Butler wrote the verses for Songs and Shadow Pictures for the Child World (1909), which included music composed by Jessie Gaynor and cut-paper illustrations by Susanne Fenimore Tyndale. She was credited as lyricist in the sheet music for "Baby Clover" (1906), with music by Charles Willeby, sung by Australian Ada Crossley. Her poem "March Violets" appeared in The Cavalier (March 1909).

In 1920, Butler's comedy Mama's Affair ran on Broadway for four months, produced by Oliver Morosco and starring Amelia Bingham, Robert Edeson, Katherine Kaelred, George Le Guere, and Effie Shannon. The following year, the show was adapted into a silent film, with some of the same cast, but with Constance Talmadge and Gertrude Le Brandt also appearing. Butler wrote at least three other plays, West of Omaha (a one-act farce), Mom and The Lap-Dog.
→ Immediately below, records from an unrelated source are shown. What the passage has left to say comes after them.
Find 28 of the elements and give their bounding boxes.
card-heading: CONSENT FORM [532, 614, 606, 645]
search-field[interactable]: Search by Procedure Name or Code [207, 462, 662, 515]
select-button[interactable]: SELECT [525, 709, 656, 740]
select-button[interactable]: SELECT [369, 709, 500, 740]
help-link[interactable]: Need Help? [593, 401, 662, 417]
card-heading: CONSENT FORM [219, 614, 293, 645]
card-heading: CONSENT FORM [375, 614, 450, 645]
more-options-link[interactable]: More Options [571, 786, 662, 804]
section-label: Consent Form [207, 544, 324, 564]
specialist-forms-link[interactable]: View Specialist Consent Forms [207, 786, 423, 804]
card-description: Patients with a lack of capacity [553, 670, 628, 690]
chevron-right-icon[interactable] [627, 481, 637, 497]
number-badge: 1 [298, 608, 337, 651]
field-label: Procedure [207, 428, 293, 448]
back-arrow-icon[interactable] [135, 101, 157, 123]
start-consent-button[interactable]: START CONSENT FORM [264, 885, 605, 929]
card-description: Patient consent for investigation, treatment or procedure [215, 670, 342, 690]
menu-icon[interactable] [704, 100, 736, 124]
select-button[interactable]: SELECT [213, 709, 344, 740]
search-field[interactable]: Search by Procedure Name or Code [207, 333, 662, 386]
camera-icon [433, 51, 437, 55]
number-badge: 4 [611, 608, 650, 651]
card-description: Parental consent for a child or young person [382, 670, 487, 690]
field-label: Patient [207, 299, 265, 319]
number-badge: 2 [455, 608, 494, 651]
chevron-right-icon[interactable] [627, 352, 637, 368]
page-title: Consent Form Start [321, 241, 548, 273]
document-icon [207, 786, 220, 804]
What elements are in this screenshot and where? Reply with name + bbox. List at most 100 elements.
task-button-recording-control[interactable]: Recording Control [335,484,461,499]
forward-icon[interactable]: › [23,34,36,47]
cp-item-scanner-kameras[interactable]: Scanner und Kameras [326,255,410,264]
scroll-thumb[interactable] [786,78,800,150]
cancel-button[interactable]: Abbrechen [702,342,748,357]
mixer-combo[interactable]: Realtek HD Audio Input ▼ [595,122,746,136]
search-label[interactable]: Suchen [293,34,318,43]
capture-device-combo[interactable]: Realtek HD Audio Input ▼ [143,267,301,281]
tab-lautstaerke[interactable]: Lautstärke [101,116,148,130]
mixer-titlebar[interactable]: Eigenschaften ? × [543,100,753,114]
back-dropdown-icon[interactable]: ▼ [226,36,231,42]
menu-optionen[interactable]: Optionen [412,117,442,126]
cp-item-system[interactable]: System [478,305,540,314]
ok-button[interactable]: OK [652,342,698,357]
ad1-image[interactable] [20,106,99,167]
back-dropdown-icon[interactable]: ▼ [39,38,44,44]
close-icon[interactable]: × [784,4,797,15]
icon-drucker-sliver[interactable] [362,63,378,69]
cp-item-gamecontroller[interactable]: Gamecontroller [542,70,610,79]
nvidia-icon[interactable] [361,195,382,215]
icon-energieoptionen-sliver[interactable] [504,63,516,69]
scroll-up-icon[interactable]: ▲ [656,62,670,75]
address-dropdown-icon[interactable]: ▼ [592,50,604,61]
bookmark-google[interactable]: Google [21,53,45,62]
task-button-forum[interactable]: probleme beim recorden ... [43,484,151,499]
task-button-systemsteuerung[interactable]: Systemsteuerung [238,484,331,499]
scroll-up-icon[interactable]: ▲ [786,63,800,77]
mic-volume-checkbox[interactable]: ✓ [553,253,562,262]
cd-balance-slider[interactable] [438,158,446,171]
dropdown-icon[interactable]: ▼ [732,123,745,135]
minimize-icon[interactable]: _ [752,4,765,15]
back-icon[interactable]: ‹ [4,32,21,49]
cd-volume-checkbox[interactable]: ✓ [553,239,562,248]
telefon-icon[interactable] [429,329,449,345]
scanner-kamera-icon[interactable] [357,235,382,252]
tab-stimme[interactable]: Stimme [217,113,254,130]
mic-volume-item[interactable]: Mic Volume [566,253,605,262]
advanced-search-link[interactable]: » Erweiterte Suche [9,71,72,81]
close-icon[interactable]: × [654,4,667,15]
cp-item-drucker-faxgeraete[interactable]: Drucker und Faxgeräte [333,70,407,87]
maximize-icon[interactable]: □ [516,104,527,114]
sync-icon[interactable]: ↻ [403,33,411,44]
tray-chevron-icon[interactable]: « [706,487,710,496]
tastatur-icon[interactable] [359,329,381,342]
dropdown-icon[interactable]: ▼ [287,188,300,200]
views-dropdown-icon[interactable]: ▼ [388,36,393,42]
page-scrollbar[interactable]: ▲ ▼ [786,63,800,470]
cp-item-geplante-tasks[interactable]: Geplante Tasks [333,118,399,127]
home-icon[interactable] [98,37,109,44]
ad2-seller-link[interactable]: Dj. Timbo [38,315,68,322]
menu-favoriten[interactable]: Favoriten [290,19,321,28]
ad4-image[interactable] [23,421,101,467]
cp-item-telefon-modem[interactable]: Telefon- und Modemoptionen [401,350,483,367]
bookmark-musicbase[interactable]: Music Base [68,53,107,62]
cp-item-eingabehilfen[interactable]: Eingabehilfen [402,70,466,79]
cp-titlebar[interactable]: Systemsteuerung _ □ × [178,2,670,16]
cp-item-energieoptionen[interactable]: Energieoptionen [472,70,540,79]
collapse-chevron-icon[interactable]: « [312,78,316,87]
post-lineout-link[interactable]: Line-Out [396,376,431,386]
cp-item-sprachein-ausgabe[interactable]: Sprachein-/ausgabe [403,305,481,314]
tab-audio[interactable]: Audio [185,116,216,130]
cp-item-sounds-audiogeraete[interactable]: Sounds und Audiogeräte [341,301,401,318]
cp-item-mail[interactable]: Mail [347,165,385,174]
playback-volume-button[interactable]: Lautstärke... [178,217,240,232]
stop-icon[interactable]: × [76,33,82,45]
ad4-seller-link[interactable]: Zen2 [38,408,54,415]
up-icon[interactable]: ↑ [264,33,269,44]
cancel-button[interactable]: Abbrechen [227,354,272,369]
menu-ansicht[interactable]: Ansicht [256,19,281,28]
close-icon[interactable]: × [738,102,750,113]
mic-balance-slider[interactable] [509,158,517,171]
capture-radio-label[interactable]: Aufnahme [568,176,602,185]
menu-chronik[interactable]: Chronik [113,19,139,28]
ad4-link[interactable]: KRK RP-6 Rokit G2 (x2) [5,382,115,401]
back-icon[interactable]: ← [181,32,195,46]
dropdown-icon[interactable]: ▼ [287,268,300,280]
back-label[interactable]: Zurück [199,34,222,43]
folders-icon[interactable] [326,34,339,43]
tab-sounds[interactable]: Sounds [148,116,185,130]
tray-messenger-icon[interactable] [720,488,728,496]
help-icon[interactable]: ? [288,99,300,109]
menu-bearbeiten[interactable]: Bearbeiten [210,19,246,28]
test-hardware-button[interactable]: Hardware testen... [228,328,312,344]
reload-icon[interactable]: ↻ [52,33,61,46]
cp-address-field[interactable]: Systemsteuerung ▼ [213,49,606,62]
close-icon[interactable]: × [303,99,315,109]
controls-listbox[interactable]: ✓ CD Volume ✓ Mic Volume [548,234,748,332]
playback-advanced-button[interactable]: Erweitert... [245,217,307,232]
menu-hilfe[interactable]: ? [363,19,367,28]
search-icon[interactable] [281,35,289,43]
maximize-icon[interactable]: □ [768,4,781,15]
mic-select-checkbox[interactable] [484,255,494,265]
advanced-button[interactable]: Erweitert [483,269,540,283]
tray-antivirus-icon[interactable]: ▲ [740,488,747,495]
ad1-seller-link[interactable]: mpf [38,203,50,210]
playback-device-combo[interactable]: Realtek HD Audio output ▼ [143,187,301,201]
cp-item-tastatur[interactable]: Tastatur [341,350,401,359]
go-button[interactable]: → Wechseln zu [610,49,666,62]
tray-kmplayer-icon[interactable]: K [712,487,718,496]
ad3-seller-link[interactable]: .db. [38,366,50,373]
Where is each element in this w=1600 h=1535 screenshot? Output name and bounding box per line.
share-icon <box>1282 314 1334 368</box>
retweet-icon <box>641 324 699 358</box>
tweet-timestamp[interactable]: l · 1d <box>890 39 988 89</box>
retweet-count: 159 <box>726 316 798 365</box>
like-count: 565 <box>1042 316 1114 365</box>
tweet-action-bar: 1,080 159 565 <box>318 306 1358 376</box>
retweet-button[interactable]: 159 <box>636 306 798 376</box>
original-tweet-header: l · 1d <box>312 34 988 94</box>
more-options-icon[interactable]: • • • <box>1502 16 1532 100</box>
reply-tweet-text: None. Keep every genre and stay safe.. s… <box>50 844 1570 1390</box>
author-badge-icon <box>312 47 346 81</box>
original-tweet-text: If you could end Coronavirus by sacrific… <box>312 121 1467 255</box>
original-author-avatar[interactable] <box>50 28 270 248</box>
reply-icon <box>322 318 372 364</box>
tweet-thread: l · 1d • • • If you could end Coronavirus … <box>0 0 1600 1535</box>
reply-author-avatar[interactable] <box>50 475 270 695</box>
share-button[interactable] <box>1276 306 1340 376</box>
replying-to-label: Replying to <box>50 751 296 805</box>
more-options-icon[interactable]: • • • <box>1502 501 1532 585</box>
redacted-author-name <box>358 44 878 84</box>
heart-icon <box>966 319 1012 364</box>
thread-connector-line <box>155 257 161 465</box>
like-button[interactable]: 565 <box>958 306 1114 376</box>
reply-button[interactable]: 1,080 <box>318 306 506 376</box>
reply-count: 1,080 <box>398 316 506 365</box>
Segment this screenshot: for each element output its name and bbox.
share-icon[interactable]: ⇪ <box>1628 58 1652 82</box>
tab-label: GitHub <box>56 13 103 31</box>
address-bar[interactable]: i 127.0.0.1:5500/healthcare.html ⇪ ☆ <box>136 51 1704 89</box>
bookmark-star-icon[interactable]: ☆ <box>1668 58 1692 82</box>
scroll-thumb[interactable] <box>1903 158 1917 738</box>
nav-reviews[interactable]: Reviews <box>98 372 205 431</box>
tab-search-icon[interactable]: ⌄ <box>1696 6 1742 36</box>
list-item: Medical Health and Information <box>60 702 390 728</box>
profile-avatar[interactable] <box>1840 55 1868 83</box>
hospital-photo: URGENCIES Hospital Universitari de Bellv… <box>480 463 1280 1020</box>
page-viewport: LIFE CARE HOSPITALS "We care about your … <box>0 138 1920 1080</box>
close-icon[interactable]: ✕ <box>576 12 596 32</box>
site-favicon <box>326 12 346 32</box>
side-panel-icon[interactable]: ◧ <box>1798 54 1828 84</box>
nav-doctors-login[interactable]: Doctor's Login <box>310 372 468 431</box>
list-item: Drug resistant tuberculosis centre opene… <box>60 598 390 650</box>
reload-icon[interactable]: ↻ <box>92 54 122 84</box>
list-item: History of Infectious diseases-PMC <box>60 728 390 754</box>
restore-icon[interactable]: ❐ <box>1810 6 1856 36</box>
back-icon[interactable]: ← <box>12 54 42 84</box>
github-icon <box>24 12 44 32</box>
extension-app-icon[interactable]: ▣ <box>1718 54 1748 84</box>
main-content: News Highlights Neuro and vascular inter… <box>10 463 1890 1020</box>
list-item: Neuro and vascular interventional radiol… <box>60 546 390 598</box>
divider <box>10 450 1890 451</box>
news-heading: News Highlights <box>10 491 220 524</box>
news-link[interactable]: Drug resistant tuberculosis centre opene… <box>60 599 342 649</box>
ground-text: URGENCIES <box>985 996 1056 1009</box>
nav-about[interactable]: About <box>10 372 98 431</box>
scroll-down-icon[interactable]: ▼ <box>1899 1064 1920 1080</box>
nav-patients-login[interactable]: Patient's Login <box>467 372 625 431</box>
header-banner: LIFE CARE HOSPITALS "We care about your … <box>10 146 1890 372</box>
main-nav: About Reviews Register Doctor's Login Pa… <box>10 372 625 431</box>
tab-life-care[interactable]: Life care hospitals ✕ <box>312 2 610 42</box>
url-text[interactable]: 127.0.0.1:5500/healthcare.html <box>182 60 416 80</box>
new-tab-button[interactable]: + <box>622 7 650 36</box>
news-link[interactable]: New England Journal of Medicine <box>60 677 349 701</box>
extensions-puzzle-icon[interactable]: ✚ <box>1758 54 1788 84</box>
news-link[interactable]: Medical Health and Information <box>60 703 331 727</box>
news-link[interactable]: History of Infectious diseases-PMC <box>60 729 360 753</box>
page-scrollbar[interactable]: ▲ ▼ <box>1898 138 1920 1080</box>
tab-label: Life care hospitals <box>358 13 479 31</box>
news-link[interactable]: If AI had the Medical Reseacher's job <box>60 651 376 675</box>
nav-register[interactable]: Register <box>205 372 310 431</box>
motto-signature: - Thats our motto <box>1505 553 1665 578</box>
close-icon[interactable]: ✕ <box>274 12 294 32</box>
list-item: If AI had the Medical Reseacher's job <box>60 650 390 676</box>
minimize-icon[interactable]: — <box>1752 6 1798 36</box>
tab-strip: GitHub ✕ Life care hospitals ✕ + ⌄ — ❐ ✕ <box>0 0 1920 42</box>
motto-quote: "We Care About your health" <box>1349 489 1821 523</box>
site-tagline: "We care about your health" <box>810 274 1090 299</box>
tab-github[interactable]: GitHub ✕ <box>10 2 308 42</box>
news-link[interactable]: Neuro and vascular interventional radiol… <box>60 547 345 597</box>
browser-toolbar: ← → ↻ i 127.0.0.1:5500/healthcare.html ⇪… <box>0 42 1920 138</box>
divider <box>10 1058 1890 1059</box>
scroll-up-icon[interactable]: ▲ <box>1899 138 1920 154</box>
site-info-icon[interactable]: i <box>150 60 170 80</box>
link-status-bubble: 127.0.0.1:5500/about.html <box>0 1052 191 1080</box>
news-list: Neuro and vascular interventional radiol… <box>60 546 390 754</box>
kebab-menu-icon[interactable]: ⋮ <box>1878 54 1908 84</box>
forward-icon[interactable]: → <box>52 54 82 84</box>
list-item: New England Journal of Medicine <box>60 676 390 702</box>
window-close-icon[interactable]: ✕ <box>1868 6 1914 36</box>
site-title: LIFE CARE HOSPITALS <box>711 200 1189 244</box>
She adapted Alice in Wonderland for a 1920 children's production starring Mabel Taliaferro, a fundraiser for the New York Kindergarten Association.

Butler's works were adapted into two other silent films, Must We Marry? (1928) and Broken Hearted (1929).

==Personal life==
Rachel Barton Butler married actor Boyd Agin in 1919. She died suddenly in Greenwich, Connecticut late in 1920, in her thirties.